Biologically speaking, run-of-the-mill anal sex should be easy to accomplish “mess-free” after a simple bowel movement. If you’re unsure, one time douching should really do the trick. Instead, he meets guys who do an “extra douche or two,” only to realize they’ve accidentally stimulated the bowels, thus starting completely from scratch.

The insecurities and bad habits that accompany anal play are, he points out, rooted in societal stigma. “We’ve been brought up in a culture where you need to be super, super clean—and this area is considered dirty,” he says. “In turn, so many people are over-doing it, which is causing so much harm.”
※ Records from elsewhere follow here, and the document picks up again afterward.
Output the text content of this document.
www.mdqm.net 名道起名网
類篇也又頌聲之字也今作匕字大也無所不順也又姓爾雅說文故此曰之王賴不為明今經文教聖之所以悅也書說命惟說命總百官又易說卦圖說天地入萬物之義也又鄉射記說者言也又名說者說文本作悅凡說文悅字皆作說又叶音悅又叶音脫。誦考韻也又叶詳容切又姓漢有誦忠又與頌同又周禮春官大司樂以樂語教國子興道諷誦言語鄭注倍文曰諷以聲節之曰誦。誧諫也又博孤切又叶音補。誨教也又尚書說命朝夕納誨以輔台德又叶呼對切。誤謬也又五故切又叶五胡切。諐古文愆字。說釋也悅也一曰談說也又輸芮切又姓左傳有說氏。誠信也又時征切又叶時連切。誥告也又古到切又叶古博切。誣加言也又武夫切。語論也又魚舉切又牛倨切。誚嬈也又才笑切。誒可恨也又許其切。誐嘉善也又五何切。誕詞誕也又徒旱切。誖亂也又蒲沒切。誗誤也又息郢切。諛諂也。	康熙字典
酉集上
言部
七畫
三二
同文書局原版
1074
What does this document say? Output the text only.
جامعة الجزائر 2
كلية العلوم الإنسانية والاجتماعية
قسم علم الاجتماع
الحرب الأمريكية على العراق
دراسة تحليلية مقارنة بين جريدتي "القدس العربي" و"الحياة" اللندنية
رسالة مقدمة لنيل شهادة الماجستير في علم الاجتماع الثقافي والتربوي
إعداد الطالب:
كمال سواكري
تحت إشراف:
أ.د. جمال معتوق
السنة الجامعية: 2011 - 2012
Eradicating some of this stigma was at the heart of the CBD and marijuana wellness brand Foria’s mission when they set out to create dedicated products for use with the backdoor. “Anal sex has been stigmatized for a while, so we thought: how do we un-shame?” asks Kiana Reeves, the brand’s Chief Educator. “How do we incorporate this important part of the body and sexual relating in ways that’s informative or pleasurable to enhance people’s experiences?”

One way Foria did so was by listening to their gay consumers. The brand received a whole host of testimonials from gay men that their Natural Arousal Lube with THC—a pre-play oil that’s meant to stimulate the genitals—was also being used as a “natural alternative to poppers.” Gay men were finding ways to insert the oil into their anuses, rather than only use it topically as the label advised. So, Foria found a way to deliver it as a solid capsule (by mixing it with shea butter) so that people looking for a more receptive anal experience could administer THC as a suppository instead. It works by slowly dissolving over time, delivering a concentrated dose of cannabinoids to the rectum, relieving the muscles and releasing pelvic floor tension, making for a much more…open experience. Let me say that this stuff is a legitimate game changer. The high, Reeves says, is mainly localized—aka, your asshole is stoned, not your brain. So far, the product has been well received by the brand’s audience; Reeves says it opened to good sales, and it enjoys five-star reviews on the brand’s website.

But there’s a fine line between eradicating stigma and creating more of it. Some brands looking to capitalize on all this anal talk have done so with an approach that’s all-too-familiar for any gay man scanning the “LGBT magazines” in the ‘00s. All over, six-packed, semi-naked men have been advertising products that promise to deliver “clean” smells or “brighten” anuses that may be any shade other than pink.

For example, Pinkbooty’s “Lightening Cream” and “Gold Booty Scrub” have started being advertised by an array of gay influencers on Instagram. The product’s promises, according to the brand website, include the “brightening” of the asshole—presumably resulting in a “pink booty.” A full list of ingredients for the products was not disclosed on the brand’s website. Anal bleaching, as it’s known, can be a complicated thing to administer properly at home, and can sometimes result in irritation, burning, and over-lightening. Dr. Goldstein, for his part, does not recommend at-home bleaching. “It can get very blotchy,” he says. “And, whenever someone does bleaching or is using creams, we recommend they refrain from intercourse for about seven to 10 days.” Such instructions, if necessary, were not available on Pinkbooty’s website.